哀れむべきところなど、決してあってはならない。あっていい訳がない。弟は完璧でなければならないのだ。凡愚はただ恨み嫉妬するだけである。
だから。
止め処なく溢れる涙は、ただ身体の痛みから流れる生理的なものなのだ。持て余す激情にこの身がついていかない。
あの子の代わりになれなかった脇腹が、あの子を呼ばった喉が、あの子が好んだ髪が、あの子に触れた指先が、皮膚が骨が心臓が。半身が抉られたように痛むから。
この身体は余りにイズナを覚えている。母の中で引き裂かれてしまっただけで、この身体も元はイズナのものだったのだから。例え喰われたとて、あるべきところに帰るのだから少しも寂しくない筈なのに。無くした筈の何かが、元々なかったものまで痛むのだ。

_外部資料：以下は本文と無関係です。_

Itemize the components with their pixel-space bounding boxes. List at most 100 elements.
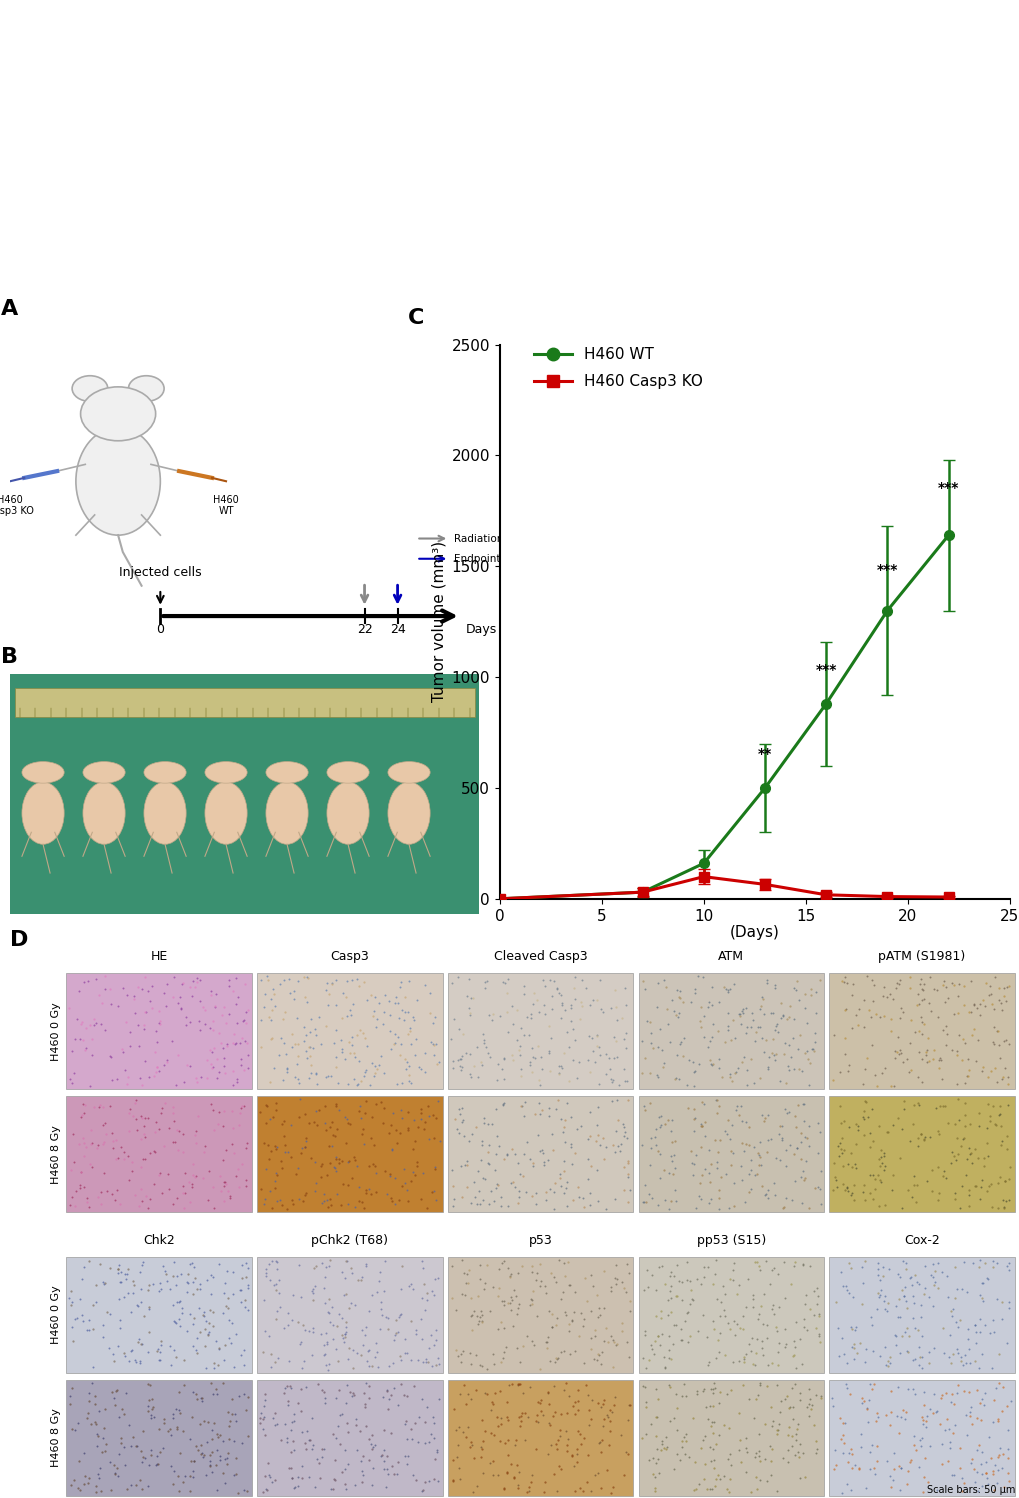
Point (382, 1161, 398, 1185)
Point (662, 1300, 679, 1324)
Point (692, 1010, 708, 1034)
Point (604, 1356, 621, 1380)
Point (597, 1197, 613, 1221)
Point (235, 1095, 252, 1119)
Point (112, 1308, 128, 1332)
Point (137, 1001, 153, 1025)
Point (287, 1032, 304, 1056)
Point (236, 1294, 253, 1318)
Point (792, 1121, 808, 1144)
Point (910, 993, 926, 1017)
Point (481, 1044, 497, 1068)
Point (800, 1134, 816, 1158)
Point (792, 1467, 808, 1491)
Point (218, 1294, 234, 1318)
Point (88, 1413, 104, 1437)
Point (170, 1398, 186, 1422)
Point (278, 1056, 294, 1080)
Point (540, 1392, 556, 1416)
Point (317, 1118, 333, 1141)
Point (787, 1309, 803, 1333)
Point (644, 1447, 660, 1471)
Point (796, 983, 812, 1007)
Point (749, 1306, 765, 1330)
Point (636, 1318, 652, 1342)
Point (634, 1374, 650, 1398)
Point (72, 1287, 89, 1311)
Bar (638, 1257, 823, 1372)
Point (206, 1411, 222, 1435)
Point (396, 984, 413, 1008)
Text: 22: 22 (357, 623, 372, 637)
Point (710, 1094, 727, 1118)
Point (132, 1176, 149, 1200)
Point (290, 1186, 307, 1210)
Point (84, 1043, 100, 1067)
Point (192, 1278, 208, 1302)
Point (656, 1188, 673, 1212)
Point (151, 1348, 167, 1372)
Point (635, 1189, 651, 1213)
Point (401, 1016, 418, 1040)
Point (279, 1302, 296, 1326)
Point (406, 1008, 422, 1032)
Point (806, 1031, 822, 1055)
Point (141, 1065, 157, 1089)
Point (464, 1122, 480, 1146)
Point (582, 1263, 598, 1287)
Point (845, 1173, 861, 1197)
Point (553, 993, 570, 1017)
Point (908, 1173, 924, 1197)
Bar (257, 1257, 442, 1372)
Point (741, 1161, 757, 1185)
Point (907, 1189, 923, 1213)
Point (120, 1144, 137, 1168)
Point (267, 1306, 283, 1330)
Point (671, 1447, 687, 1471)
Circle shape (22, 761, 64, 783)
Point (744, 1282, 760, 1306)
Point (672, 1032, 688, 1056)
Point (669, 1001, 686, 1025)
Point (477, 1419, 493, 1443)
Point (87, 1393, 103, 1417)
Point (364, 1354, 380, 1378)
Point (523, 1185, 539, 1209)
Point (302, 1035, 318, 1059)
Point (297, 1431, 313, 1455)
Point (796, 1165, 812, 1189)
Point (894, 1324, 910, 1348)
Point (991, 1132, 1008, 1156)
Point (521, 1476, 537, 1498)
Point (189, 1387, 205, 1411)
Point (529, 989, 545, 1013)
Point (95, 1095, 111, 1119)
Point (875, 1158, 892, 1182)
Point (576, 1351, 592, 1375)
Point (605, 1046, 622, 1070)
Point (487, 1381, 503, 1405)
Point (806, 1022, 822, 1046)
Point (725, 1141, 741, 1165)
Point (307, 1150, 323, 1174)
Point (759, 1055, 775, 1079)
Point (672, 1317, 688, 1341)
Point (449, 1344, 466, 1368)
Point (506, 1141, 523, 1165)
Point (355, 971, 371, 995)
Point (220, 1296, 236, 1320)
Point (912, 1305, 928, 1329)
Point (865, 1456, 881, 1480)
Point (685, 1119, 701, 1143)
Point (515, 983, 531, 1007)
Point (977, 1462, 994, 1486)
Point (787, 1372, 803, 1396)
Point (283, 1144, 300, 1168)
Point (567, 1281, 583, 1305)
Point (533, 1046, 549, 1070)
Point (198, 1356, 214, 1380)
Point (555, 1251, 572, 1275)
Point (710, 1197, 727, 1221)
Point (430, 1470, 446, 1494)
Point (988, 1410, 1005, 1434)
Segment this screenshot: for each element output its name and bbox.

きっと、ごく当たり前に流れているだけの無機質な体液なのだろう。
そこには何の感情も無い。何の意味も無い、ただの本能だ。
何も悲しんでなどいない。寂しくもない。
イズナがいなくなって、ちっとも悲しくなんてないよ。
結局、私にはイズナが全てだったから。何もかも無くなってしまったら、何かを思う事もない。
もう何も、感じないからね。
寒々と広いがらんどうの真ん中で、私は一人泣き崩れた。